А она: "Нет, дедушко, правда! Через то и мучается, и пьет через то! И так-то напивается браги своей, так-то напивается, хуже как с водки, и рвет его аж черной желчью, а все не бросит! Не могу больше! Если не вернусь к матери, не обскажу ей все, – сгину тут и дитя мое сгинет... Но я не бегу. Сказала ему. “Ладно!” – и денег дал. А провожать, грит, не пойду, сама как знашь! Смолчала, что в тягости я..."

Н-ну, дела-а! Проводил, перекрестил, в самолет посадил. Вертаюсь в общагу. Нашел его.

"Че, правда, че ли?"

Посмотрел так. Правда, грит.

"Заставляли че ли?"

"Нет, сам..."

"Тады плохо дело. Отпуск щас у тебя. Ты на материке по церквам походи. Попa себе высмотри. Да не абы какого, а какой глянется, молодой ли старый. Исповедуйся. Надоть, чтоб Бог простил. Таку-то тяжесть нельзя на душе носить. Навовсе свихнуться можно. Ишо ребята не знают. С тобой никто ни ись-пить, не станет, ни рядом не сядет!"

Ладно. Возвертается это он с отпуску – никакой бабы, гляжу, с ним рядом нету, да и от меня нос воротит. Ну – молчу.

А об начало сезона заехал к нему.

"Да ты ходил ли к попу-то?"

"А ну их, грит, долгогривых! Разве обскажешь кому, что в душе у меня?"

"Да поп-то, грю, ни при чем, только посредник он, надоть, чтоб Создатель простил грех твой!"

Крепко я тады осерчал. Ну на глазах пропадат человек, а лекарства сам не хочет! Не желат! Хотел брагу его вылить и параты эти гнутые заломать, а он: "Не трожь! Ты мне, дед, как родной, но тута я хозяин!" Мало мы друг друга за грудки не взяли! Плюнул я да пошел...
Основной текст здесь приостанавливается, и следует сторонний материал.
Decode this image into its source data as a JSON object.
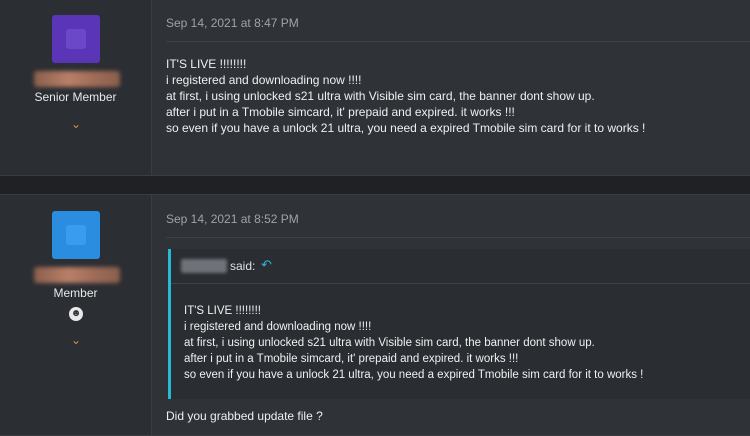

Потом, кады охолонули оба, уговорил я его все жа ко мне на зиму. На глазах, думаю, будет, одному сейчас ему никак нельзя. Приезжаю с путику, – это на собаках-то сутки, пристал маненько, – гляжу – у него по новой брага и веселый уже! Ну – повздорили мало. Он – карабин и бежать! Выхожу с двери – на валуне сидит и с правой ноги валенок на снегу... Не подходи, кричит, деда, не мешай, устал, не седни, так завтра! Побежал я, думал, успею ногой по стволу-то... А старый, не успел...

Маркел Мелентьич тяжело вздыхает и ворошит кочергой угли.

– А что, – спрашиваю, – было у них с Федькой Лутохиным? Стрелялись что ли?

– Ну. Пили-пили, да задрались. Артем – карабин! Я тот раз успел-таки по стволу шваброй. Пуля – в кушетку. Плашмя пошла, ваты накрутила, сбоку дыра в кулак... Пыли было, да чиху! И кто ее придумал, водку эту? навовсе дуреют с нее мужики...

Стукнула дверь. Зашли еще охотники, заговорили. Мелентьич встал, прошел к плите, поставил на огонь остывший чайник. Я попрощался и тихо вышел.

На небе светилось сияние. Но не веселая зеленая лента, не фиолетово-белое пламя и не длинные синие стрелы.

Близ зенита будто раздавили громадную вишню. Густой сок стекал по стылой синеве на запад, капал с ясных звездочек на дальний берег, на черный лес, на багровый жар полярного заката.